Le projet de loi à l'épreuve du Parlement. Épisode 7
De l’éthique au politique
Alors que ma précédente synthèse observait un glissement vers des arguments de conception éthiques –voire philosophiques - dans le débat sur la fin de vie, l’ouverture de la commission spéciale chargée de l’examen du texte semble faire le chemin inverse : réintroduire une dimension presque exclusivement politique à l’heure où le texte est en passe d’être présenté aux votes des parlementaires. C’est dire qu’en quatre jours, le débat a changé de rythme et de consistance : on en est désormais à préparer les amendements qui alimenteront les échanges dans le cadre de la discussion dans l’hémicycle. Tout commence avec la reconnaissance de la Convention citoyenne et finira le samedi 27 avril 2024 lors de la session de redevabilité à l’occasion du discours du Président de la République. La boucle serait-elle bouclée ? Ou serait-ce le signe d’un nouveau départ ?
Le travail de la Convention se poursuit
Au-delà du rapport du 3 avril 2024 remis à l’Élysée, c’est l’existence de l’association créée à la fin de nos travaux « Les 184 » dont Le Parisien (25/4/2024) rend compte ainsi que de son activité : la lettre ouverte adressée au Président de la République, mais aussi l’organisation de « mini conférences » entre autres. Apartisane, notre association, (110 membres de la convention au 27/4), a vu la création d’une seconde « Faim2vie » militante pour les soins palliatifs et opposée l’aide à mourir (une vingtaine de membres de la convention au 27/4). « Nous sommes militants pour les soins palliatifs et contre l’aide à mourir ». Une façon d’entretenir le débat sur la fin de vie ?
La Commission spéciale
C’est Agnès Firmin Le Bodo qui la présidera et Olivier Falorni qui en sera le rapporteur général. Une commission composée de 71 députés qui plancheront donc sur le texte. Un texte dont le Conseil d’État a appelé le gouvernement à définir « de manière suffisamment claire et précise les actes entrants dans le champ de l’aide à mourir ». Les Sages appellent par ailleurs le gouvernement à préciser ses euphémismes. Est en jeu l’expression « aide à mourir » (L’Opinion, 11/4/2024)
Les points d’achoppement
1. Sur l’équilibre entre soins palliatifs et aide à mourir
Le premier écueil est que le recours à l’aide à mourir soit « la solution de repli par incapacité d’accès aux soins palliatifs » dans un contexte où « l’immense majorité des soignants refuse le suicide assisté et l’euthanasie » comme le déclare le neuropsychiatre Roger Gil (L’Humanité, 27/3/2024). Ce point important, que les défenseurs de soins palliatifs mettaient en exergue depuis longtemps, réapparaît à la faveur de l’imminence de la date butoir du 7 mai 2024, 17 h, pour déposer les amendements.
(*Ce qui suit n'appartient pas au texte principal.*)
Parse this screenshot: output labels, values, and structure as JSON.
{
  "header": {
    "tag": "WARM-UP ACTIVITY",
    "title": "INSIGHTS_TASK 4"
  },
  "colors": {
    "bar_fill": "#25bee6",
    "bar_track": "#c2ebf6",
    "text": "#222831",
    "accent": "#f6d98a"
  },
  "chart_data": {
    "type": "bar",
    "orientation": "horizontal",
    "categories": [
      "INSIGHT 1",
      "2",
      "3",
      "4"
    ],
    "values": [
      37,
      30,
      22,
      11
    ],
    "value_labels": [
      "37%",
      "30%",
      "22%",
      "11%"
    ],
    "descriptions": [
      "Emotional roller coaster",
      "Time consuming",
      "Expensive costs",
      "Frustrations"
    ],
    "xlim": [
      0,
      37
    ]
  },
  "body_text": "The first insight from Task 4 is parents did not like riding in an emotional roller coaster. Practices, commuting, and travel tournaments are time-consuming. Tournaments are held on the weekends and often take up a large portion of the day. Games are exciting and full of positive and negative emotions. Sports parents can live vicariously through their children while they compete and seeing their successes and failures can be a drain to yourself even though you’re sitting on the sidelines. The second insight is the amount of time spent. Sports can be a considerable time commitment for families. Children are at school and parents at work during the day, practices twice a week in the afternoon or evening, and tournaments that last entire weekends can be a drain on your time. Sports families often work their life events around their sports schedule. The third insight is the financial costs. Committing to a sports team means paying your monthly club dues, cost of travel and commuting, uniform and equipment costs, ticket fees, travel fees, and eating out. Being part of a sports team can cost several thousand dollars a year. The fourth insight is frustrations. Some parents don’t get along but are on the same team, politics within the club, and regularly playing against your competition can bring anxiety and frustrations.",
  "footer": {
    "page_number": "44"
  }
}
2. Sur l’obligation de passer par des soins palliatifs pour demander l’aide à mourir
La demande d’aide à mourir serait, selon les termes du projet de loi, subordonnée à la proposition préalable de soins palliatifs. Concrètement, selon Catherine Vautrin, la mesure se justifie dans la mesure où « quand quelqu’un pensera remplir les critères pour demander l’aide à mourir, on aura déjà augmenté l’offre de soins palliatifs ». A contrario, si Claire Fourcade (SFAP) salue des annonces qui « vont tout de même dans le bon sens », celle-ci regrette que les améliorations attendues ne soient consenties qu’en contrepartie du volet de « l’aide à mourir », sémantique qu’elle juge toujours trompeuse.
3. Sur la procédure collégiale
Ce point est soulevé par Claire Fourcade : « l’absence de procédure collégiale place le médecin dans une position de toute puissance que l’on voudrait révolue. ». Une critique qu’elle a déjà formulée précédemment et sur laquelle elle revient.
4. Les patients exclus des conditions d’accès à l'aide à mourir : les mineurs
Parmi les sujets qui risquent de diviser les députés, celui des mineurs figure en tête. Du côté du gouvernement, l’entourage de Catherine Vautrin considère que « c’est une ligne rouge pour la ministre. Elle assumera cette conviction lors des débats. ». La question reste cependant taboue en dépit de l’assurance de la ministre expliquant qu’il faut « affiner la pédagogie que mérite ce texte ». Reste que des débats difficiles sont à prévoir et que l’absence de consignes de votes dans les rangs des partis politiques permettra peut-être d’éviter … Pour Olivier Falorni, « C’est un débat, mais pas un sujet. Il faut arrêter d’imaginer des choses qui ne se produiront pas. Il n’y aura pas de majorité pour voter un élargissement de l’aide à mourir aux mineurs », assure-t-il.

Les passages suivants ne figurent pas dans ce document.